Benevento. Ad ore l’udienza di convalida del fermato Paolo Messina, 31 anni, gravemente indiziato di aver assassinato l’imprenditore sannita Antonello Rossiello, 41 anni, per un debito economico. La ricostruzione dei fatti.
Ad uccidere il Rosiello due colpi di pistola a tamburo, uno al dorso ed uno alla testa. La vittima, una volta caduta, viene trascinata per alcuni metri a terra dal suo assassino, prima di essere travolta dall’auto in corsa. Quando sono intervenuti gli agenti il Rosiello era ancora vivo, ma ha cessato di farlo nel tragitto in Ospedale.
E’ fissata ad ore l’udienza di convalida del fermo di Paolo Messina, 31 anni (nella foto, al momento dell’arresto), indagato per l’omicidio di Antonello Rosiello, 41 anni, entrambi di Benevento, ucciso a colpi di pistola.
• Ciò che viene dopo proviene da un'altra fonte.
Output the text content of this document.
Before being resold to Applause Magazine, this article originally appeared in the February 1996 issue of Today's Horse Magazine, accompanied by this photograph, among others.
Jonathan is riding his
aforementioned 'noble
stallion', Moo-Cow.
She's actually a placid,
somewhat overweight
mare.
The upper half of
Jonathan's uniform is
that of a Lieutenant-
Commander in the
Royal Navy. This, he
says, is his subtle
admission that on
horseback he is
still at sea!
Assistito dall’avvocato Angelo Leone, (quando è stato feramto ieri era già nello studio del legale) il Messina comparirà dinanzi al Giudice per le indagini preliminari. Secondo le indiscrezioni raccolte, l’uomo avrebbe pronunciato alla compagna Livia, dalla quale aveva un figlio di 5 anni: “Scendo un attimo, c’è un amico che ha un problema. Non ti preoccupare, torno subito”. Erano entrambe due persone molto conosciute in città: Paolo Messina è un impiantista, in particolare un installatore della Riello, mentre Rosiello apparteneva ad una famiglia di pastai da generazioni. Quasi sicuramente alla base del gesto questioni di natura economica: un prestito di 40mila euro che la vittima non avrebbe ancora soddisfatto ha fatto scattare nella mente del suo assassino la furia omicida. Secondo la ricostruzioen dell’accaduto, il Messina avrebbe raggiunto con la sua autovettura, una Mercedes classe A di colore nero, l’abitazione del 41enne a San Martino Sannita. Una volta sul posto, il Messina avrebbe citofonato per chiedergli di incontrarlo. Rosiello avrebbe indossato un pullover e salito a bordo dell’auto. Probabile che tra i due sia nata un’aspra discussione, incentrata sul debito che l’imprenditore doveva all’impiantista. Messina porta l’uomo in Rione della Libertà, dove ha sede il deposito della sua ditta. Fermata la Merceds nei pressi di un cantiere, all’interno i toni del confronto si sono fatti molto accesi, sfociando in una violenta colluttazione, prima dell’esplosione di due colpi di pistola a tamburo, che centrano Rosiello uno al dorso ed uno alla testa. La vittima cade sul pietrisco, ed il suo assassino lo trascina per alcuni metri a terra, risalendo subito dopo in auto e travolgendo il corpo. Quando intervengono gli agenti della polizia ed il 118, Rosiello è ancora vivo, ma cessa di farlo nel tragitto in Ospedale.